Un emprunt public record accentue les pressions financières au Royaume-Uni
Un emprunt public record accentue les pressions financières au Royaume-Uni

Le gouvernement britannique a emprunté près de 15 milliards de livres sterling (environ 19,99 milliards de dollars) de plus que prévu pour l’exercice fiscal récemment clôturé, selon des données officielles publiées mercredi, exacerbant ainsi les tensions sur les finances publiques.

Le Bureau national des statistiques (ONS) a indiqué que l’emprunt net du secteur public pour l’année fiscale 2024-2025 s’élevait à 151,9 milliards de livres (202,1 milliards de dollars), alors que l’Office de responsabilité budgétaire (OBR) avait prévu en mars un déficit de 137,3 milliards de livres (182,95 milliards de dollars). Il s’agit du troisième niveau le plus élevé jamais enregistré pour l’emprunt public, selon Reuters.


Une pression accrue sur la ministre des Finances Rachel Reeves

Rachel Reeves, ministre des Finances, dispose d’une marge de manœuvre budgétaire extrêmement réduite — moins de 1 % du total des dépenses annuelles — dans le cadre des règles budgétaires auto-imposées par le gouvernement. Cela pousse les investisseurs à suivre de très près les données du secteur public.

Les obligations d’État britanniques ont connu une forte volatilité ces dernières années, traduisant l’inquiétude des marchés face à un mélange de faible croissance, de coûts d’endettement élevés et d’une inflation persistante.

Un sondage économique très suivi indique par ailleurs un net ralentissement dans la plupart des secteurs économiques en avril.


Réaction gouvernementale et perspectives

Le vice-ministre des Finances, Darren Jones, a déclaré dans un communiqué :

« Nous ne compromettrons jamais la rigueur budgétaire. C’est pourquoi nos règles financières ne sont pas négociables. »

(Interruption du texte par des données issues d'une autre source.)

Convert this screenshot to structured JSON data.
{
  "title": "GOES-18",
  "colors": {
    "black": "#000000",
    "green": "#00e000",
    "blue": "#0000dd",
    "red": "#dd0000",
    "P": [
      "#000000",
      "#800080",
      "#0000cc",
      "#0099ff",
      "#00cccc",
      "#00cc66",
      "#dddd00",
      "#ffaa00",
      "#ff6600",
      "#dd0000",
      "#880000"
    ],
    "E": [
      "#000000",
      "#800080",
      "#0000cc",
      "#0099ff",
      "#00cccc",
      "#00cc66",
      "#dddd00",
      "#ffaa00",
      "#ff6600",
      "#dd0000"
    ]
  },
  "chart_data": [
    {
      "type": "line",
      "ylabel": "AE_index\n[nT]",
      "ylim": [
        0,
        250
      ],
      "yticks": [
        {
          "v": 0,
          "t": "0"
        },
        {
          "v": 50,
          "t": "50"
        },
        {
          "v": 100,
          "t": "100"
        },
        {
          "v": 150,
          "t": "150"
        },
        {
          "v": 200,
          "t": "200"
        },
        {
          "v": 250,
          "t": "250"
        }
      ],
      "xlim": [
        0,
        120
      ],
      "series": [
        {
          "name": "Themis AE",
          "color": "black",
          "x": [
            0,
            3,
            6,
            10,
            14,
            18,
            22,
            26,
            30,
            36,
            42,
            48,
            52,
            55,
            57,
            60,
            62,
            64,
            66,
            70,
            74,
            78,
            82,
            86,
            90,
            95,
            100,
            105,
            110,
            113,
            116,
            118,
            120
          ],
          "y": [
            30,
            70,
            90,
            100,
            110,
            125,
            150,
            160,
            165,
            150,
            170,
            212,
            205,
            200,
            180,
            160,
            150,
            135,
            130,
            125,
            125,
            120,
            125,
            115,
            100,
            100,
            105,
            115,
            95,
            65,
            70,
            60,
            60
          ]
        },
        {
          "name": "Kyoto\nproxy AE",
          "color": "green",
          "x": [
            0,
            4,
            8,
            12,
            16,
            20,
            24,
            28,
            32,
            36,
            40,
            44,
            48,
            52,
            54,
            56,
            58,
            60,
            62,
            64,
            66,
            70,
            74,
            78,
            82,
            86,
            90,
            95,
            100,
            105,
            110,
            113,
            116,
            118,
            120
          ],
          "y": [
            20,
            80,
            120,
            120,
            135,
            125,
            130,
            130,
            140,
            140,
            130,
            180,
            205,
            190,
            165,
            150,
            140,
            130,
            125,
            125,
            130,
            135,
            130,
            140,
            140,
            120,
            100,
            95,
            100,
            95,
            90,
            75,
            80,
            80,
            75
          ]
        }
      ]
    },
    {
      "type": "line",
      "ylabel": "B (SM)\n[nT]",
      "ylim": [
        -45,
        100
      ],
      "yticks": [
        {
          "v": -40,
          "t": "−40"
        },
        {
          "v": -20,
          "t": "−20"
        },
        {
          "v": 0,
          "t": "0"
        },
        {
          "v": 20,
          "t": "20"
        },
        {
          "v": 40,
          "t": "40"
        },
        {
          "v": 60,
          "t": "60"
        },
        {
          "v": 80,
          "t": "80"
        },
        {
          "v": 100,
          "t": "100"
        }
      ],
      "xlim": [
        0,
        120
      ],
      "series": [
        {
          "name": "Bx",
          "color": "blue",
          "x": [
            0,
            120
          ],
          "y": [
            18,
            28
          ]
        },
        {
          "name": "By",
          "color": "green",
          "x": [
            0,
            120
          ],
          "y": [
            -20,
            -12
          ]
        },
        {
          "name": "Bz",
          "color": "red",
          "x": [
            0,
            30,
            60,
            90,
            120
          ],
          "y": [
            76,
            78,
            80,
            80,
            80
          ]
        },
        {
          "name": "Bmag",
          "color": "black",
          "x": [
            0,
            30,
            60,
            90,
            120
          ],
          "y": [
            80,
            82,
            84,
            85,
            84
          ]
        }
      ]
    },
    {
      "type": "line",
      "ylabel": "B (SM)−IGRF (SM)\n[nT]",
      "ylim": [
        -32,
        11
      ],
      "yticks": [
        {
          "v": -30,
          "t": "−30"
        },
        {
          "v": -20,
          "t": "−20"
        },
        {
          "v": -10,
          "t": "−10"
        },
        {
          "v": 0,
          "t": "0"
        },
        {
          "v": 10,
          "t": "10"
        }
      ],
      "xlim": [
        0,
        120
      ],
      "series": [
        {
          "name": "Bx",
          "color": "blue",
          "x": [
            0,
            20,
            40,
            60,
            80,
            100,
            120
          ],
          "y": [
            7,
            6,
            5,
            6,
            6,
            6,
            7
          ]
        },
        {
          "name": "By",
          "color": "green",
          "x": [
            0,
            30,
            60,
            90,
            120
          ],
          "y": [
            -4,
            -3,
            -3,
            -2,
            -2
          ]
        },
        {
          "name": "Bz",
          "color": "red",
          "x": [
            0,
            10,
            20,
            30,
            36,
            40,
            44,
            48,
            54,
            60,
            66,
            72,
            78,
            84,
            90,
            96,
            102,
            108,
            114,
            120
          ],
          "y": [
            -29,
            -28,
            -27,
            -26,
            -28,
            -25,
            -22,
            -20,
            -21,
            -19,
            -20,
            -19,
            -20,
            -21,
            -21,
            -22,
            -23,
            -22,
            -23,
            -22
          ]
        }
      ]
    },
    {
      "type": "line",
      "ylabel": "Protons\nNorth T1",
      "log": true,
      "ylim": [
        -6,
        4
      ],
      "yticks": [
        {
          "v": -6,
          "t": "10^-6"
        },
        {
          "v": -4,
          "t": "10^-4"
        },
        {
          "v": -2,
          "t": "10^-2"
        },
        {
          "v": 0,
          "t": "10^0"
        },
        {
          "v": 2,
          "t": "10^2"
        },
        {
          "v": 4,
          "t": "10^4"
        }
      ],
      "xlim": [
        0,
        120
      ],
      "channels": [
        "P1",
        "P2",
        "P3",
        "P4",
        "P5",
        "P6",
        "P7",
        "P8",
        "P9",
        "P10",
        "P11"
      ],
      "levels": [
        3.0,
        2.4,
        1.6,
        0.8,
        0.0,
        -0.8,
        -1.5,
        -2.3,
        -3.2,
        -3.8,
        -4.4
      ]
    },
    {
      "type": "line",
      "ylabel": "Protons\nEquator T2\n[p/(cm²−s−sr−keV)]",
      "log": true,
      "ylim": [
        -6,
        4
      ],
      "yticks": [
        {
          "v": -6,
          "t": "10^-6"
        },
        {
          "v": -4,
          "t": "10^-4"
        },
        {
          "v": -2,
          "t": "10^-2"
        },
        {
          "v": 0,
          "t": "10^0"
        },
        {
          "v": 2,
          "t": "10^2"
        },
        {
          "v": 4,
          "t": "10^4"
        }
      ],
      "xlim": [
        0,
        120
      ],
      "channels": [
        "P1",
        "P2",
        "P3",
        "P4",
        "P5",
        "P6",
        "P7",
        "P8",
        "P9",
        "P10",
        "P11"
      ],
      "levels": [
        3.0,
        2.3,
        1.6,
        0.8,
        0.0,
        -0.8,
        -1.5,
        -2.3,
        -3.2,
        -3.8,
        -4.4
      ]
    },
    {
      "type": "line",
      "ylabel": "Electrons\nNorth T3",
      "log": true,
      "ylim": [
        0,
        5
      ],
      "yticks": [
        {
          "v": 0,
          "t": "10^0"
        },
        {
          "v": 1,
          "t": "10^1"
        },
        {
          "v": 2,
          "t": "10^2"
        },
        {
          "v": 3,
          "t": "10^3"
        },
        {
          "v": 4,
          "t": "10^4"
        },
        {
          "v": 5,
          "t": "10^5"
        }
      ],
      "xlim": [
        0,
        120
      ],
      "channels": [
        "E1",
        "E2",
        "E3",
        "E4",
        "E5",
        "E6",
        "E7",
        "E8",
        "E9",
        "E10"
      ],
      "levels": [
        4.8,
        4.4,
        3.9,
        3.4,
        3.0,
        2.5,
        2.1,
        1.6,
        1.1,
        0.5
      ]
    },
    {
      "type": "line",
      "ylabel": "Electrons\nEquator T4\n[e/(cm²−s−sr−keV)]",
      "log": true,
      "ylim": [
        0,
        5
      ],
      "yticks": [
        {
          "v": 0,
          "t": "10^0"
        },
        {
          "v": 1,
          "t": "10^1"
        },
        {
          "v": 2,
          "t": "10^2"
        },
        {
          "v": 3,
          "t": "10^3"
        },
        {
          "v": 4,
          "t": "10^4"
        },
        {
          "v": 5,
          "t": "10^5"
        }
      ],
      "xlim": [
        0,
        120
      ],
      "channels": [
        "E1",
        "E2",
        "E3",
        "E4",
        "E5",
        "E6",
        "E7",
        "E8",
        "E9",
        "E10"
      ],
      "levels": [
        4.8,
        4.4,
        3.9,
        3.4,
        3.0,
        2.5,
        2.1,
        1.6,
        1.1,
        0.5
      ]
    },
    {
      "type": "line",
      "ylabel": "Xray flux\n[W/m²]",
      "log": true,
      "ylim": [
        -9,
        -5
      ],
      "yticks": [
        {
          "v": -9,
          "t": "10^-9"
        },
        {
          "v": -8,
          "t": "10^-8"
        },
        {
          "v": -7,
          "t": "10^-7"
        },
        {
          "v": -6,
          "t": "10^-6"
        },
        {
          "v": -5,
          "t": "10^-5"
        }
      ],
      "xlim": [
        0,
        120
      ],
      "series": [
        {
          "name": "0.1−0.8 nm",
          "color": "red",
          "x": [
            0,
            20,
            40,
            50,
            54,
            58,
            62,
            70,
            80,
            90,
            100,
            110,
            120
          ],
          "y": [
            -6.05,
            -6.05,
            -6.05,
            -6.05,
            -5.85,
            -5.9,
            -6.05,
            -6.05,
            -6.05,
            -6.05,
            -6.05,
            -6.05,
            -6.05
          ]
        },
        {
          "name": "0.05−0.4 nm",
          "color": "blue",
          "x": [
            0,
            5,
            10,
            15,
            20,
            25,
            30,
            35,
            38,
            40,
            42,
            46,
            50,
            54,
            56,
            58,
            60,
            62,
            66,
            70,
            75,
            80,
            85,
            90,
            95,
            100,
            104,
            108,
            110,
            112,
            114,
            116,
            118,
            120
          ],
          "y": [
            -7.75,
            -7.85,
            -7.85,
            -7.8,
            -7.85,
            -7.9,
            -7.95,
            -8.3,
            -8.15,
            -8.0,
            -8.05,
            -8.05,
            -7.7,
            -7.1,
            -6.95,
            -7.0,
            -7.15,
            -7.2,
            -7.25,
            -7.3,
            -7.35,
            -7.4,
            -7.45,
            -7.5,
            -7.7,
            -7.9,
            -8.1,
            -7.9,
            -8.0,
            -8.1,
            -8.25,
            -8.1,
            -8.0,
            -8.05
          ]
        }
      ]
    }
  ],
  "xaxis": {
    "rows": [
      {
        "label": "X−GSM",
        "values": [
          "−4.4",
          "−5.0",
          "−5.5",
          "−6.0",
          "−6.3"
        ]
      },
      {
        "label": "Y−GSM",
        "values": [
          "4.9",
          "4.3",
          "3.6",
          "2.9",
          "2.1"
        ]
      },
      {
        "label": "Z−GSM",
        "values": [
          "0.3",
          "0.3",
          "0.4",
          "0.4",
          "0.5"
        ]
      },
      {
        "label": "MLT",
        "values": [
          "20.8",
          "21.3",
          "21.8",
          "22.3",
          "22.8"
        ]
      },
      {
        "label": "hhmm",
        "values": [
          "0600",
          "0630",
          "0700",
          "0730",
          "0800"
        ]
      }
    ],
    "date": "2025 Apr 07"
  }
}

Le déficit public en proportion du PIB a atteint 5,3 % en 2024-2025, en hausse par rapport à 4,8 % l’année précédente, et dépasse les estimations précédentes de l’OBR.

Alison Ring, directrice des finances publiques à l’Institut des experts-comptables d’Angleterre et du Pays de Galles, a noté que les hausses d’impôts sur les entreprises introduites ce mois-ci pourraient théoriquement améliorer la situation financière plus tard dans l’année.

Mais elle a averti :

« Malheureusement, les finances publiques restent exposées à des vents contraires dus à ces hausses, qui — combinées aux tensions commerciales mondiales — représenteront probablement un défi majeur pour la ministre. »


Un équilibre budgétaire de plus en plus fragile

L’Institute for Fiscal Studies a souligné la fragilité de la situation budgétaire, estimant que le surplus budgétaire disponible n’est que de 10 milliards de livres (13,31 milliards de dollars) avant d’enfreindre les règles budgétaires à l’horizon 2029-2030.

En mars seulement, l’emprunt public s’est élevé à 16,444 milliards de livres (21,89 milliards de dollars), légèrement supérieur à la prévision moyenne des économistes de 16 milliards de livres, selon un sondage Reuters.

Les intérêts de la dette ont atteint 4,3 milliards de livres (5,72 milliards de dollars) en mars — un record pour ce mois.

Le Bureau national des statistiques a révisé les données d’emprunt pour onze mois de l’année fiscale, à la lumière de nouvelles données montrant une baisse des recettes fiscales, en particulier celles provenant des impôts sur les sociétés et sur les revenus.

En réponse à la hausse de l’emprunt en 2024-2025, l’Agence de gestion de la dette publique prévoit d’émettre davantage d’obligations du Trésor, au lieu des obligations d’État traditionnelles.